Jesus responds to Judas by quoting the first part of a passage from Deuteronomy 15:11, “Since there will never cease to be some in need on the earth, I therefore command you, ‘Open your hand to the poor and needy neighbor in your land.’” In other words, “you will always have the poor with you, so you need to be generous with the poor and needy in your land … but having said that, you will not always have me.” In quoting that well-known passage from the Jewish scriptures, Jesus challenged Judas’ everyday life, kind of asking him, “who are you to accuse this true disciple of not caring for the poor.” Jesus is reminding Judas not only that there always will be poor to care for, but there has always been poor to care for, and that his life up until this point has not shown forth much care for the poor; as a matter of fact, his life has exhibited a disregard for the poor in favor of taking care of himself first. He has no basis for his criticism of Mary as he looks wide-eyed on her as she pours out this expensive liquid onto Jesus’ feet.

Mary, Martha and Lazarus of Bethany model for us what discipleship looks like for the common, everyday believer in Jesus as God’s Son. We all go about our work, live among family and friends, try to keep up with the needs of our households, and steer clear of trouble when possible. In the midst of all of that, we seek to give worship and devotion to Jesus when we have the chance. He had given this family a terrific gift when he called Lazarus out of the tomb. Martha did for Jesus what was her nature as a terrific hostess – she threw a dinner part for Lazarus and Jesus to celebrate that she got her brother back … she is a female version of the father in last Sunday’s Prodigal Son parable, you might say. And Mary does for Jesus as is her nature as a more spiritual, attentive person, by breaking open this expensive perfume in order to hide the odor of her beloved brother, and to do something nice for Jesus that others would not be able to do.

As we, common everyday believers in Jesus as God’s Son, go about our everyday tasks of serving God amongst our families and jobs, it is good for us to recognize when it is appropriate to be extravagant in our devotion to Jesus, returning thanks for the many gifts that we have received on account of his love for us! We are here this morning, and that is a good first step! Even though it meant losing an hour of sleep, we made a commitment to be here in worship, knowing that Jesus once said, “Where two or three are gathered in my name, there I am also.” You may have even dressed a little nicer today than you would have had you stayed home to work in the yard or do some dishes. You may even put an offering in the plate when it goes down your row, sacrificing from your own purse out of devotion to the one who is the source of your income and everything that you have. I commend you for being like Mary and Martha this morning!

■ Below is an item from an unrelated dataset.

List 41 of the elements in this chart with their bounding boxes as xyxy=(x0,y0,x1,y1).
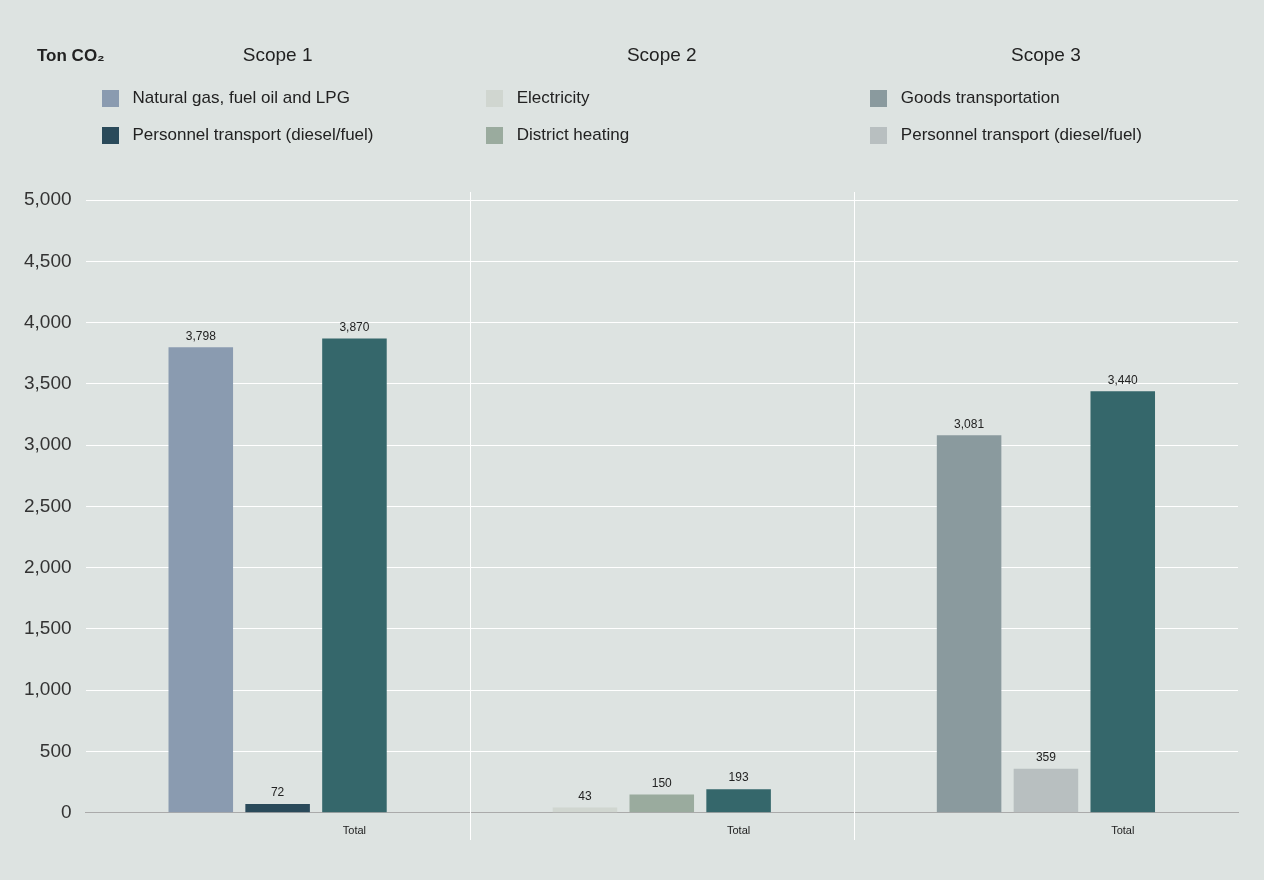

At the same time, we are to grieve and keep on inviting the ones who act like Judas is acting in this passage. When we consider those who may use the poor as a weapon to accuse the church of not being faithful, while they have no intention of helping the poor themselves, we grieve just as God grieves, and we lift them in prayer. When we consider those who claim a relationship with Jesus, all the while they don’t put a priority on being in his presence when he is among us, we grieve along with God as well. Our focus as a church and as individual Christians is to remain faithful as our gifts allow us to be faithful. We recognize the poor among us and we try to help them as we are able; but we also recognize that for our own spiritual well-being, Jesus has come into our midst and given us new life. In response to that gift, we raise our songs, prayers, and give of our time and treasure in thanksgiving and praise. Thanks be to God for the opportunity we have not only to serve the least among us, but to worship the greatest there’s ever been, Jesus Christ our Lord; Amen.